In her talk, Brown talks about the biggest barrier to human connection is shame–something that each and every one of us feels at one time or another. Shame is that deep, emotionally exhausting feeling of not [blank] enough–not good enough, not smart enough, not worthy enough. And that to overcome this shame, what we need to do is allow ourselves to be vulnerable; “to allow ourselves to be seen, really seen,” in order to embrace connection. And that, of course, is absolutely fucking terrifying.
So Brown set out to do some research, to deconstruct shame and kick vulnerability’s ass, and to figure out just what it is that separated the people who were able to overcome shame and believe themselves worthy of love and happiness from those who couldn’t. What she found, at the heart of the matter, was this:
“There was only one variable that separated the people who have a strong sense of love and belonging and the people who really struggle for it. And that was, the people who have a strong sense of love and belonging believe they’re worthy of love and belonging. That’s it. They believe they’re worthy.”
Brown wanted to dig deeper, so she sat down with her interviews and did a more in-depth analysis to see what those people with a belief in their worthiness had in common. And she found four factors. The first three, I thought, seemed to make pretty perfect sense. They had a sense of courage, or as Brown phrased it, “the courage to be imperfect.” They were compassionate to themselves. They had connection.
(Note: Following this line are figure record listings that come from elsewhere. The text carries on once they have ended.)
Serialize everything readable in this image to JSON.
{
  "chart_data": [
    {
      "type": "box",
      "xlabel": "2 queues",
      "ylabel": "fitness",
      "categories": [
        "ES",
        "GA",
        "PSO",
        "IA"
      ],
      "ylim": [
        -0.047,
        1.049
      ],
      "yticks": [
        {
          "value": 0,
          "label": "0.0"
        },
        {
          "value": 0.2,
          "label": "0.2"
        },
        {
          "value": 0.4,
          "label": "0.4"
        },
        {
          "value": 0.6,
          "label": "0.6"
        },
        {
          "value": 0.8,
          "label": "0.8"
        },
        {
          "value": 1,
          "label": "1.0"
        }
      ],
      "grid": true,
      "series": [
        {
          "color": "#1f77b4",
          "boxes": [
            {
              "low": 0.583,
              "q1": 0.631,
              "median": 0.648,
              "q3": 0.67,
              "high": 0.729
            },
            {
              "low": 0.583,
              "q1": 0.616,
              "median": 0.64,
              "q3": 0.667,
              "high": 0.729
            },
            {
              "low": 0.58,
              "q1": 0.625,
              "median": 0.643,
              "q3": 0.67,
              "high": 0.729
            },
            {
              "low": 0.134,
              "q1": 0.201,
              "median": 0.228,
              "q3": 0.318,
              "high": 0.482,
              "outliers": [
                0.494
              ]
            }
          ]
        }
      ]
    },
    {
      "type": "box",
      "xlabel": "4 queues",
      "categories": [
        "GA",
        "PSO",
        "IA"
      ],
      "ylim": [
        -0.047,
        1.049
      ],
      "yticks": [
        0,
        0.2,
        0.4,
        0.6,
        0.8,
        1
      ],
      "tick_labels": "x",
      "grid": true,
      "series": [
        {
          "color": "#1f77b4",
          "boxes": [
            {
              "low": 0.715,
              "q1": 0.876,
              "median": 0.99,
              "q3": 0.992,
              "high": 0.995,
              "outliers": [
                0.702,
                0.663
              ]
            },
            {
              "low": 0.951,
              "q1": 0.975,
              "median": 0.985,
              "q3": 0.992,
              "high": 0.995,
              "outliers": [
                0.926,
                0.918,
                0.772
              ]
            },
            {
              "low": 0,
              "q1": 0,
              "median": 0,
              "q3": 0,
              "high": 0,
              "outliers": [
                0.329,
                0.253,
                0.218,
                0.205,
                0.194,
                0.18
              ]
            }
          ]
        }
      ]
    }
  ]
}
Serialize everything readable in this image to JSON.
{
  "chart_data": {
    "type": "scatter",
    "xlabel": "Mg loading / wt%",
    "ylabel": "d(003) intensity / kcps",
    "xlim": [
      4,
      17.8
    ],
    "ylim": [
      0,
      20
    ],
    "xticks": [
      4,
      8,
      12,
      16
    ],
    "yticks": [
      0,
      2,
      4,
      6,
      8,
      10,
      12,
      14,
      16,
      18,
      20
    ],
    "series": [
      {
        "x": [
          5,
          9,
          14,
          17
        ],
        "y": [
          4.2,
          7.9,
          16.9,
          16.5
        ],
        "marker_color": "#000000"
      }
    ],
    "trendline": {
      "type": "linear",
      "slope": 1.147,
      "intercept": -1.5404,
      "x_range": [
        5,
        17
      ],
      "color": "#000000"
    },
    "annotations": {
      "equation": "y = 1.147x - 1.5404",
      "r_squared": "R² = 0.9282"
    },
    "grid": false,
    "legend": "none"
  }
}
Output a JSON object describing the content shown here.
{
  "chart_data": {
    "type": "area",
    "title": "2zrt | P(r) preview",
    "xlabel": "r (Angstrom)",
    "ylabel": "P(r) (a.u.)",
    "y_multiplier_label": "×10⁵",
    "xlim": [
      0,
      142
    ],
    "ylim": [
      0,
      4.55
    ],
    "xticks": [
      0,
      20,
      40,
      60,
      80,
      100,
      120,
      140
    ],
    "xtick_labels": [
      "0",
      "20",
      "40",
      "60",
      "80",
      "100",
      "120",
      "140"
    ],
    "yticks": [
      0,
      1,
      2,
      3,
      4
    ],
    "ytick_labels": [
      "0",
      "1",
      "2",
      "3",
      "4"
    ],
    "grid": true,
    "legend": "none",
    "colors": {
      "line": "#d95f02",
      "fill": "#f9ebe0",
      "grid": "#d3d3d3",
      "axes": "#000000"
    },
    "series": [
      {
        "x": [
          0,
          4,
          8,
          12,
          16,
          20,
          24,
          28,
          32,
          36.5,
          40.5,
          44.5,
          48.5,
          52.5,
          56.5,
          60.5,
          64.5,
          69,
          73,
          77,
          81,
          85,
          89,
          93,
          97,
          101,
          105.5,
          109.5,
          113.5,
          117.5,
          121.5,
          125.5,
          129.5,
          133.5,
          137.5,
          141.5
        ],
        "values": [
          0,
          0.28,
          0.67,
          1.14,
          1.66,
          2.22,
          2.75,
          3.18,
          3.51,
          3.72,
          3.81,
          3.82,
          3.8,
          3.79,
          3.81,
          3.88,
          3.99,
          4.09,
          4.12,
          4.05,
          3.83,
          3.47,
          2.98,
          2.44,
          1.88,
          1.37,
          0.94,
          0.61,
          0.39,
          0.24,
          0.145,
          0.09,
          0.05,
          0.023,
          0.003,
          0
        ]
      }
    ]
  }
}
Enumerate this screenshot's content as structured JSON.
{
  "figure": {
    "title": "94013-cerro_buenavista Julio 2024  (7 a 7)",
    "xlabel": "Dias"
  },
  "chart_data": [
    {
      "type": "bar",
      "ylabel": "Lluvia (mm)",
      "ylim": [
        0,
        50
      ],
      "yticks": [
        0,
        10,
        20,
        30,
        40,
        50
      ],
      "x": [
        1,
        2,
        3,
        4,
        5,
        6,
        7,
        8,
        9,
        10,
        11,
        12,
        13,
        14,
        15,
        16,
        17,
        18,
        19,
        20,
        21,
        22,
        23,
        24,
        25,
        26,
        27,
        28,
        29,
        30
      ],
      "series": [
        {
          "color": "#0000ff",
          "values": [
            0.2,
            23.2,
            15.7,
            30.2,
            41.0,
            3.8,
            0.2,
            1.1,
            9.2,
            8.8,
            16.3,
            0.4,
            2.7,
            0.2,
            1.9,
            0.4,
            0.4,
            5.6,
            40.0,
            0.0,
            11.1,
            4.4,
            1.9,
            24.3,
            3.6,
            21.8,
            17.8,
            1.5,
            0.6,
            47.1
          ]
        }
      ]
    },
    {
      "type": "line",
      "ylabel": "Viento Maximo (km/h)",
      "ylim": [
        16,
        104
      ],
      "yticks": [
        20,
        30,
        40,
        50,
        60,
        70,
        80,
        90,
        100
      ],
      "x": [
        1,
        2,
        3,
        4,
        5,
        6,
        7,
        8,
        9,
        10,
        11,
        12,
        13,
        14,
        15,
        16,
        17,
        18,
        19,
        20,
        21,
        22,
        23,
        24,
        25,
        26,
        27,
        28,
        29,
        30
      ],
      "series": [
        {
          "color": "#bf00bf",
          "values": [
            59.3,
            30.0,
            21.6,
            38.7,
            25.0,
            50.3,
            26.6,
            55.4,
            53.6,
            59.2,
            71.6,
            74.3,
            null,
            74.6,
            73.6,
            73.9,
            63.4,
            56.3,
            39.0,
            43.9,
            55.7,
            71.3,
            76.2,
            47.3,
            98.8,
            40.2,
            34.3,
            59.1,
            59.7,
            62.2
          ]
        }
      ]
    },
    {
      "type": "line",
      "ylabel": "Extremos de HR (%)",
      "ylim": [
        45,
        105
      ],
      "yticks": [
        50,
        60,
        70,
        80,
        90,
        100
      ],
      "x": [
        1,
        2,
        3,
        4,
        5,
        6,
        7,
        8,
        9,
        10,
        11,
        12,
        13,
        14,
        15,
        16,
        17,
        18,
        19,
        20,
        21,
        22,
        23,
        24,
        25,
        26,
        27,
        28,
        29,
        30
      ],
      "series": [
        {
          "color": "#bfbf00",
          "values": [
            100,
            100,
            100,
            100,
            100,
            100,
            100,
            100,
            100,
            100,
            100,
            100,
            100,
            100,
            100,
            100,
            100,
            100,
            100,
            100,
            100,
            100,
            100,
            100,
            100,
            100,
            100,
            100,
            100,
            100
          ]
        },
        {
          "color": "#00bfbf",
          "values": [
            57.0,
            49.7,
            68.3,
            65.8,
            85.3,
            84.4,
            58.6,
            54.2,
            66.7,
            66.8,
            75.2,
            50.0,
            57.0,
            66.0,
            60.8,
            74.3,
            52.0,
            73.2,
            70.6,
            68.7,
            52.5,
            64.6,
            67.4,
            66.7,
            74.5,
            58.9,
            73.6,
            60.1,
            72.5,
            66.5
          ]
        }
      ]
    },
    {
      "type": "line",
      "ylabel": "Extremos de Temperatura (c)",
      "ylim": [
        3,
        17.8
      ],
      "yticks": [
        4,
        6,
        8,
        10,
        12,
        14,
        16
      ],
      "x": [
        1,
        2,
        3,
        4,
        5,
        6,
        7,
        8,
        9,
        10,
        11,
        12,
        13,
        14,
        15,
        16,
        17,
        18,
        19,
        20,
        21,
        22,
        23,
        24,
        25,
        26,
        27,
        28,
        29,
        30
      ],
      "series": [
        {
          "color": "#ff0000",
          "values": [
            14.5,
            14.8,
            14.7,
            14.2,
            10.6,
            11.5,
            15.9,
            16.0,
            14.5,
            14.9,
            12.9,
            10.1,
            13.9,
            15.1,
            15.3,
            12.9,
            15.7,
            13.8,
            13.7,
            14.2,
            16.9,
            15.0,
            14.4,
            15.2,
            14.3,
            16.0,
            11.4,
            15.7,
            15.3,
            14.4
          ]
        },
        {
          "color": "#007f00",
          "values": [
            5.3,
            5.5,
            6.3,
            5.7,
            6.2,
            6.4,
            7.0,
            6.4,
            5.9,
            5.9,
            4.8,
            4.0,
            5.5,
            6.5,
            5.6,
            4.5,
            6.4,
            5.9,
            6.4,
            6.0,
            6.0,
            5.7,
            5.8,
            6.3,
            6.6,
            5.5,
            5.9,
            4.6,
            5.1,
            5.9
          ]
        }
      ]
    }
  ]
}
But the last factor, to both Brown’s and my chagrin, was this: they embraced, wholeheartedly, vulnerability. They knew that in life, vulnerability was a necessary, if uncomfortable, emotion–necessary for connection, necessary for learning, necessary for growth.
Brown’s reaction, and mine, was essentially this:
What the hell, research?!
(It was at about this point in the video that I realized that Brown and I would probably get along really well.)
I’m not going to recap the entire video, because you should really watch it–please, please watch it–but I will tell you what I really took away from it. Vulnerability, as awkward and stomach-churning and anxiety-producing as it is, is something that we must connect with if we are to connect with all of the emotions that come with growth and progress. When we close ourselves off from vulnerability in order to avoid the painful feelings that sometimes come with it–fear, anxiety, disappointment–we also lose out on happiness, on personal growth, on excitement.
When I meet with my clients and they bring an uncomfortable feeling into the room–depression, grief, worry, pain–I ask them to spend a moment sitting with that feeling. I ask them where they feel it in their bodies, where they carry it–in their shoulders, in their chest, in their belly? I ask them to connect with the feeling and allow themselves to feel it, rather than instinctively away, because listening to those feelings is part of the process of understanding them. But doing this for myself has always been something I’ve recoiled against, preferring instead to press past vulnerability and project an air of surety or calm.
It may seem strange to bring vulnerability into my happiness project, but the more I think about it, the more I begin to understand that embracing vulnerability is a critical part of practicing happiness. Where my clients need to connect to the feelings they bring into my office, as I prepare to leave that office I need to connect to the vulnerability of allowing others to control where I go next. I need to lean into my discomfort, not push it away, and only through that discomfort and vulnerability will I be able to reach out to opportunities.
As uncomfortable as it is, I don’t know where the next step in my career will be. But I know that vulnerability is part of the journey.
And, strangely, I’m excited to start.